When you import a blog, all of the posts will get saved in an “imported” state. From there you can publish just a few, or all of them at once. Here are some ideas for what you can do with importing and exporting:
  • Merge two or more blogs into one. Take the exported posts and comments from one blog and import them into another one.
  • Move individual posts from blog to blog. After importing, select just a set of posts to publish and publish them with one click.
  • Back up your blog to your own storage. You can keep your words safe and under your control in case anything happens to your blog, or us, or if you want to remove them from the Internet.
  • Move your blog somewhere else. Our export format is standard Atom XML. We hope to see other blogging providers extend their Atom support to include import and export. And, if you decide to come back to Blogger, importing your export file will get you back up and running in seconds.
Caveats
  • The export format currently only covers blog posts and comments to those posts, not blog settings or templates. To back up a Classic template, copy and paste the template code from the editor. To back up a Layouts template, use the Backup / Restore template option to download a copy of your template.
  • Before importing a blog for the first time, we recommend that you create a new, throwaway blog to import into so you get a sense for how the process works. Once you’re comfortable, import into your public blog.
  • At the moment there is a 1MB size limit on the blog you can import. This is a bug that we are correcting the issue.
Have you imported or exported your blog? Let us know about how it went in the comments.

Embedded Comment Form

One of the most common complaints about Blogger’s comment form is that it’s on a separate page from the post, styled in a way that doesn’t match the blog. Our new embedded comment form addresses that by putting the comment form where your readers expect it: at the bottom of the post.

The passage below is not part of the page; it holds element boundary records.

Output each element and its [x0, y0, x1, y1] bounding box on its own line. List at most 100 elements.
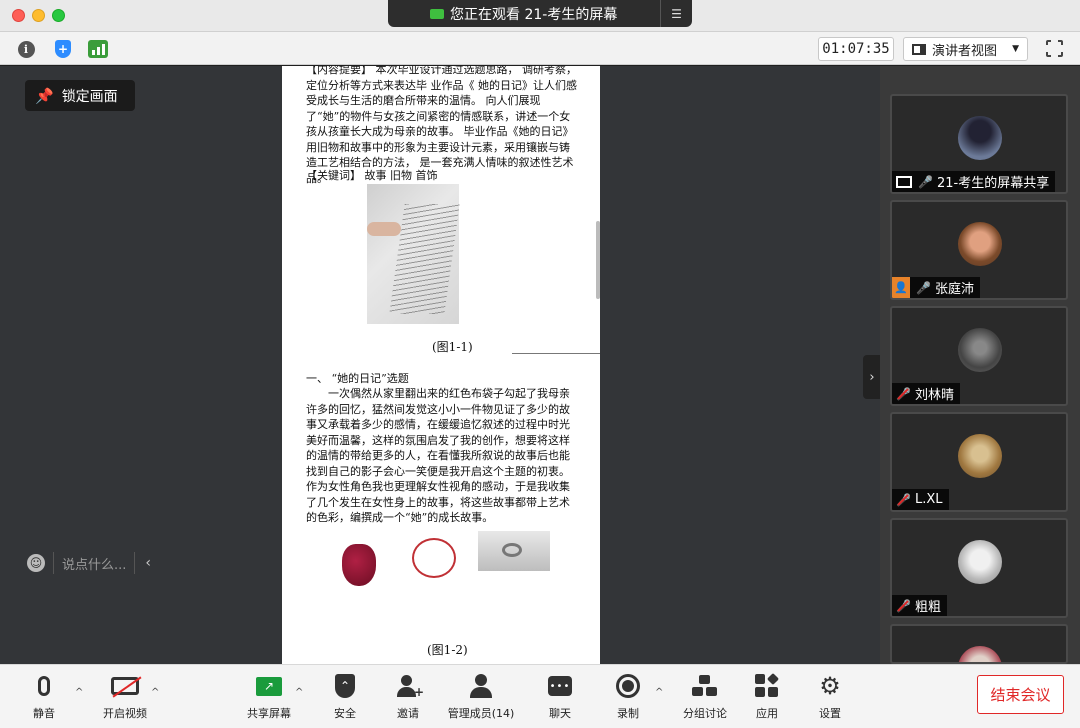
apps-label: 应用 [756, 707, 778, 720]
settings-label: 设置 [819, 707, 841, 720]
invite-button[interactable]: + 邀请 [392, 671, 424, 723]
participant-tile[interactable] [890, 624, 1068, 664]
participant-name-tag: 🎤 21-考生的屏幕共享 [892, 171, 1056, 192]
encryption-button[interactable]: + [53, 39, 73, 59]
record-icon [616, 674, 640, 698]
security-label: 安全 [334, 707, 356, 720]
share-screen-button[interactable]: ↗ 共享屏幕 [241, 671, 297, 723]
participant-tile[interactable]: 🎤 粗粗 [890, 518, 1068, 618]
video-options-caret[interactable]: ^ [151, 687, 159, 698]
end-meeting-button[interactable]: 结束会议 [977, 675, 1064, 714]
body-paragraph: 一次偶然从家里翻出来的红色布袋子勾起了我母亲许多的回忆，猛然间发觉这小小一件物见… [306, 387, 570, 524]
record-label: 录制 [617, 707, 639, 720]
video-off-icon [111, 677, 139, 695]
participant-name-tag: 🎤 粗粗 [892, 595, 948, 616]
speaker-view-icon [912, 43, 926, 55]
security-shield-icon: ⌃ [335, 674, 355, 698]
apps-button[interactable]: 应用 [751, 671, 783, 723]
necklace-image [402, 528, 470, 592]
microphone-icon [38, 676, 50, 696]
signal-icon [88, 40, 108, 58]
breakout-rooms-button[interactable]: 分组讨论 [680, 671, 730, 723]
apps-icon [755, 672, 780, 698]
view-mode-dropdown[interactable]: 演讲者视图 ▼ [903, 37, 1028, 61]
shared-document: 【内容提要】 本次毕业设计通过选题思路， 调研考察， 定位分析等方式来表达毕 业… [282, 66, 600, 664]
invite-label: 邀请 [397, 707, 419, 720]
chat-input[interactable]: 说点什么... [62, 554, 126, 573]
share-options-button[interactable]: ☰ [660, 0, 692, 27]
participant-tile[interactable]: 🎤 21-考生的屏幕共享 [890, 94, 1068, 194]
figure-1-2-caption: (图1-2) [427, 643, 468, 657]
participant-name: 刘林晴 [915, 388, 955, 403]
user-icon: 👤 [892, 277, 910, 298]
ring-image [478, 531, 550, 571]
mic-muted-icon: 🎤 [896, 386, 911, 401]
view-mode-label: 演讲者视图 [932, 43, 998, 59]
lock-screen-label: 锁定画面 [61, 88, 118, 105]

To turn on the embedded comment form, log in to http://draft.blogger.com/ and go to Settings > Comments for your blog. You’ll see that the “Show comments in a popup window?” setting has been replaced with the new “Comment Form Placement” setting. Just click “Embedded below post,” save your settings, and go check out a post to see your new comment form.

Additional Features

  • The comment form works with Google Accounts, OpenID authentication, name / URL, and anonymous identities. As with the current comment form, we’ve set up shortcuts for a handful of common OpenID providers.
  • Once you log in with a Google Account for one blog, you won’t have to log in to comment on other blogs during your browser session. Nevertheless, to protect your privacy, we use an <iframe> to keep your logged-in identity inaccessible to the blog itself.
  • If you have a “Comment Form Message” set up, we put it on the post page above the comment form.
  • If you require word verification for commenting on your blog, we’ll show the word verification form in a small dialog after you click “Post Comment.”
  • Update, 6/27: The embedded comment form works with Classic templates. The <$BlogItemCreate$> tag will add the right HTML to your page.

Caveats

  • If you’ve edited your template for the blog widget, you won’t automatically pick up the new code for the comment form. You’ll need to either reset the template by deleting the contents of the <b:widget id='Blog1' locked='true' title='Blog Posts' type='Blog'> element (backup your template first!) or copy the code from an unmodified blog. Update, 6/27: Amanda from Blogger Buster has written a howto post for updating a modified blog widget template
  • The font color of the comment form is currently hard-coded to black. If your template has a dark background, this may make the “Comment As:” label hard to read.
  • The embedded comment form currently does not support subscribing to follow-up comments via email, nor does it have a preview button.
How’s it working for you? Anything else you’d like to see? Does the comment form look particularly good or bad in your template?



Let us know in the comments, now with convenient embedded comment form technology.